Bayerns Wirtschaftsminister Huber "Videospiele sind Bestandteil der Lebenswirklichkeit"


Obwohl die lautesten Kritiker von Computerspielen aus Bayern kommen, fördert das Bundesland zugleich die Herstellung von Videogames. Wirtschaftsminister Erwin Huber erklärt im stern.de-Interview, warum das kein Widerspruch sein muss.

Wie wichtig sind Computerspiele für den Wirtschaftsstandort Bayern - jetzt und in Zukunft?

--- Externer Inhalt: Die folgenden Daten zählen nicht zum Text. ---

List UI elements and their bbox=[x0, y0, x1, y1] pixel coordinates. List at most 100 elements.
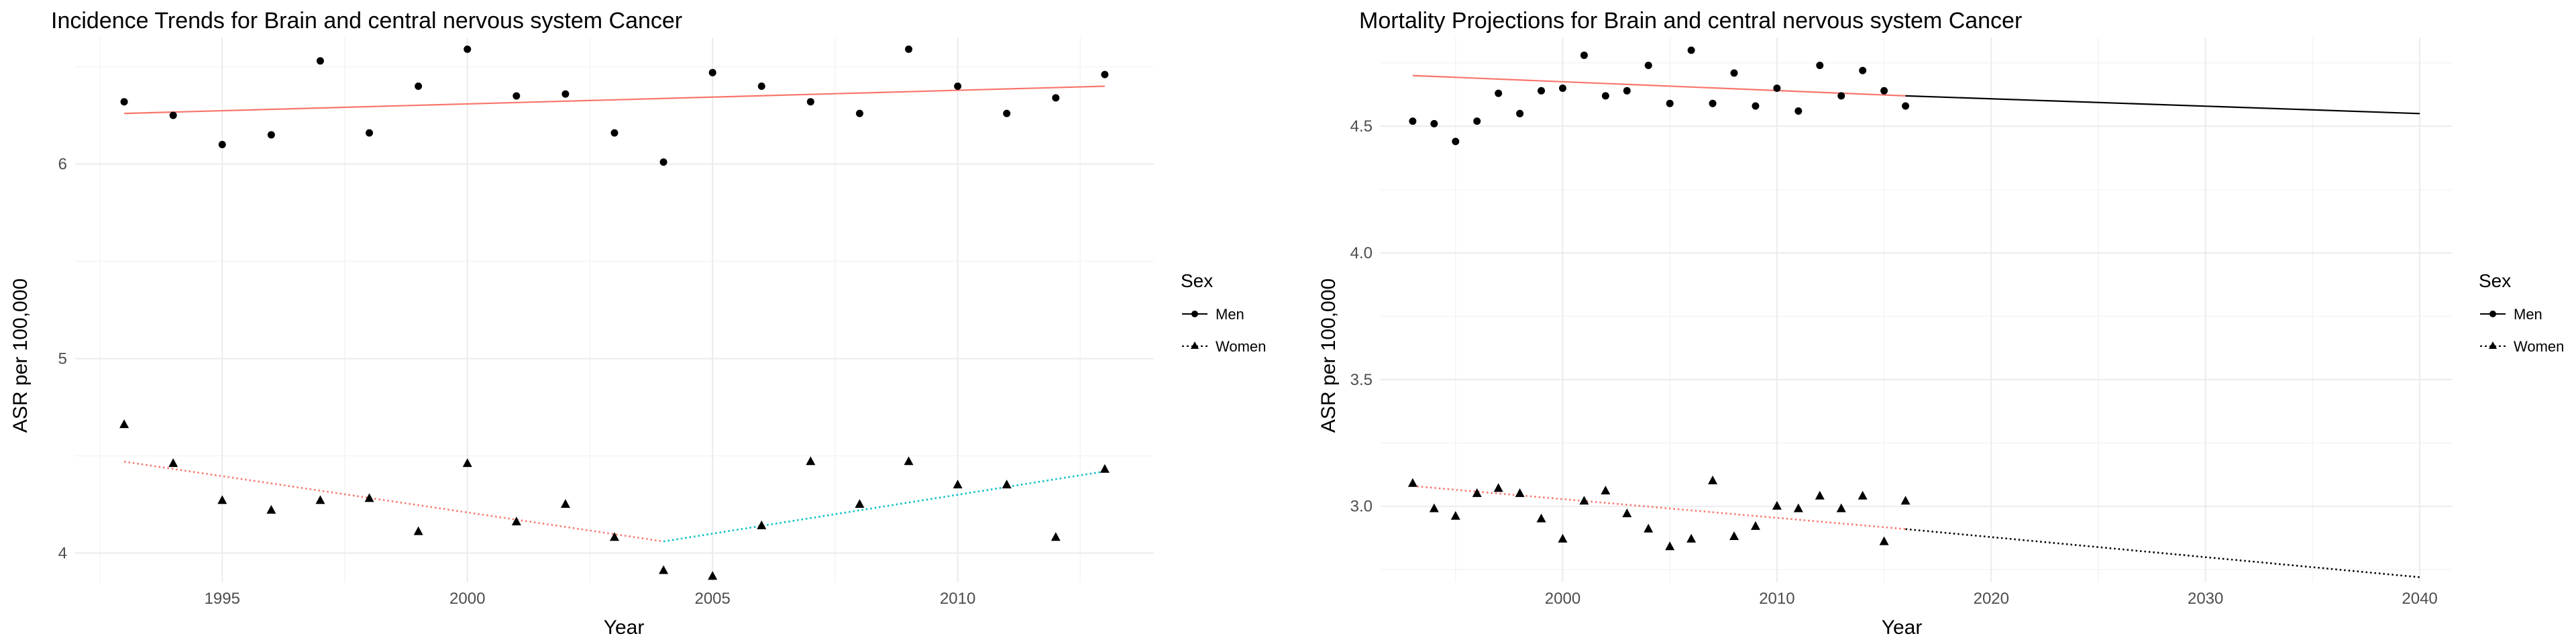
data-point-women-incidence bbox=[217, 495, 227, 504]
data-point-women-mortality bbox=[1493, 483, 1503, 492]
data-point-women-mortality bbox=[1579, 496, 1589, 505]
data-point-men-mortality bbox=[1644, 62, 1652, 70]
data-point-women-incidence bbox=[168, 458, 178, 468]
data-point-women-mortality bbox=[1665, 541, 1675, 551]
y-tick-label-mortality: 3.0 bbox=[1350, 498, 1373, 516]
data-point-women-incidence bbox=[659, 565, 669, 574]
data-point-men-mortality bbox=[1601, 92, 1609, 100]
data-point-men-incidence bbox=[169, 111, 177, 119]
data-point-men-incidence bbox=[316, 57, 324, 65]
data-point-women-mortality bbox=[1536, 513, 1546, 523]
data-point-men-incidence bbox=[513, 92, 521, 100]
y-tick-label-mortality: 3.5 bbox=[1350, 371, 1373, 389]
trend-line-men-mortality bbox=[1412, 74, 1906, 97]
data-point-men-mortality bbox=[1816, 62, 1824, 70]
trend-line-women-incidence bbox=[663, 470, 1106, 543]
data-point-women-mortality bbox=[1622, 508, 1632, 518]
x-tick-label-mortality: 2040 bbox=[2402, 590, 2437, 608]
data-point-men-incidence bbox=[120, 98, 128, 106]
x-axis-label-incidence: Year bbox=[604, 616, 645, 639]
data-point-men-mortality bbox=[1473, 117, 1481, 125]
data-point-women-incidence bbox=[315, 495, 325, 504]
x-tick-label-mortality: 2010 bbox=[1759, 590, 1794, 608]
y-axis-label-mortality: ASR per 100,000 bbox=[1318, 278, 1340, 433]
data-point-women-incidence bbox=[511, 517, 521, 526]
y-tick-label-mortality: 4.5 bbox=[1350, 117, 1373, 136]
chart-title-mortality: Mortality Projections for Brain and cent… bbox=[1359, 8, 2022, 34]
data-point-women-mortality bbox=[1686, 533, 1697, 543]
data-point-women-mortality bbox=[1407, 478, 1417, 487]
data-point-women-incidence bbox=[855, 499, 865, 508]
x-tick-label-incidence: 1995 bbox=[205, 590, 240, 608]
data-point-men-mortality bbox=[1773, 85, 1781, 93]
data-point-women-mortality bbox=[1793, 503, 1803, 513]
data-point-women-mortality bbox=[1708, 475, 1718, 484]
plot-area-mortality: 2000 2010 2020 2030 2040 3.0 3.5 4.0 4.5 bbox=[1350, 38, 2452, 608]
legend-key-circle-men-incidence bbox=[1191, 311, 1198, 317]
legend-incidence: Sex Men Women bbox=[1181, 270, 1266, 355]
x-tick-label-incidence: 2000 bbox=[449, 590, 485, 608]
data-point-men-mortality bbox=[1516, 109, 1524, 117]
data-point-women-incidence bbox=[806, 456, 816, 466]
data-point-men-incidence bbox=[708, 68, 716, 76]
data-point-women-incidence bbox=[1099, 464, 1110, 473]
data-point-women-mortality bbox=[1515, 488, 1525, 497]
data-point-men-incidence bbox=[905, 45, 913, 53]
data-point-men-mortality bbox=[1837, 92, 1845, 100]
y-tick-label-incidence: 6 bbox=[58, 156, 67, 174]
data-point-men-incidence bbox=[366, 129, 374, 137]
legend-label-men-incidence: Men bbox=[1216, 306, 1244, 323]
data-point-women-mortality bbox=[1836, 503, 1846, 513]
data-point-men-mortality bbox=[1580, 51, 1588, 59]
data-point-women-incidence bbox=[708, 571, 718, 580]
data-point-women-incidence bbox=[610, 532, 619, 541]
data-point-women-mortality bbox=[1729, 531, 1739, 541]
x-tick-label-mortality: 2030 bbox=[2188, 590, 2223, 608]
y-axis-label-incidence: ASR per 100,000 bbox=[9, 278, 32, 433]
chart-title-incidence: Incidence Trends for Brain and central n… bbox=[51, 8, 682, 34]
data-point-men-mortality bbox=[1452, 138, 1460, 146]
data-point-men-mortality bbox=[1880, 87, 1888, 95]
data-point-men-incidence bbox=[855, 109, 863, 117]
data-point-men-incidence bbox=[1101, 70, 1109, 78]
data-point-men-incidence bbox=[561, 90, 570, 98]
data-point-women-mortality bbox=[1450, 511, 1460, 520]
data-point-women-mortality bbox=[1879, 536, 1889, 545]
legend-title-incidence: Sex bbox=[1181, 270, 1213, 291]
legend-mortality: Sex Men Women bbox=[2479, 270, 2564, 355]
data-point-men-incidence bbox=[954, 83, 962, 90]
data-point-women-mortality bbox=[1858, 490, 1868, 500]
legend-label-men-mortality: Men bbox=[2514, 306, 2542, 323]
data-point-women-mortality bbox=[1472, 488, 1482, 497]
y-tick-label-mortality: 4.0 bbox=[1350, 244, 1373, 262]
data-point-men-incidence bbox=[1003, 109, 1011, 117]
data-point-men-incidence bbox=[757, 83, 765, 90]
x-tick-label-incidence: 2010 bbox=[940, 590, 975, 608]
data-point-men-mortality bbox=[1709, 99, 1717, 107]
data-point-women-mortality bbox=[1750, 521, 1760, 530]
data-point-women-incidence bbox=[560, 499, 570, 508]
legend-key-triangle-women-mortality bbox=[2489, 341, 2497, 349]
data-point-men-incidence bbox=[464, 45, 472, 53]
y-tick-label-incidence: 4 bbox=[58, 545, 67, 563]
data-point-men-mortality bbox=[1794, 107, 1803, 115]
data-point-men-mortality bbox=[1730, 69, 1738, 77]
data-point-women-incidence bbox=[953, 480, 963, 488]
data-point-women-mortality bbox=[1644, 523, 1654, 533]
legend-label-women-incidence: Women bbox=[1216, 338, 1266, 355]
data-point-women-mortality bbox=[1558, 533, 1568, 543]
y-tick-label-incidence: 5 bbox=[58, 350, 67, 368]
data-point-women-incidence bbox=[462, 458, 472, 468]
x-tick-label-mortality: 2000 bbox=[1545, 590, 1580, 608]
data-point-men-incidence bbox=[610, 129, 619, 137]
x-tick-label-incidence: 2005 bbox=[694, 590, 730, 608]
data-point-men-mortality bbox=[1495, 89, 1503, 97]
data-point-men-mortality bbox=[1409, 117, 1417, 125]
data-point-women-incidence bbox=[757, 520, 767, 529]
data-point-women-mortality bbox=[1815, 490, 1825, 500]
plot-area-incidence: 1995 2000 2005 2010 4 5 6 bbox=[58, 38, 1154, 608]
legend-key-circle-men-mortality bbox=[2489, 311, 2496, 317]
data-point-men-mortality bbox=[1623, 87, 1631, 95]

Erwin Huber: Die Computer- und Videospielindustrie ist für den High-Tech- und Medienstandort Bayern von hoher Bedeutung. Die digitale Spieleindustrie gehört zu den dynamischsten Teilmärkten der Medienbranche mit Wachstumsraten zwischen 5 und 10 Prozent pro Jahr. Bei der Entwicklung digitaler Spiele sind kreative Köpfe gefragt, technologische Innovationen werden beflügelt. Hiervon profitieren auch viele andere Branchen nicht nur im Medienbereich.

Einige Bundesländer wie Berlin oder Nordrhein-Westfalen locken bereits sehr aktiv Hersteller von Videospielen an. Wird es auch in Bayern eine institutionalisierte oder zumindest regelmäßige Förderung von Videospielentwicklung geben? Erkennt Bayern Computerspiele als Kulturgut an?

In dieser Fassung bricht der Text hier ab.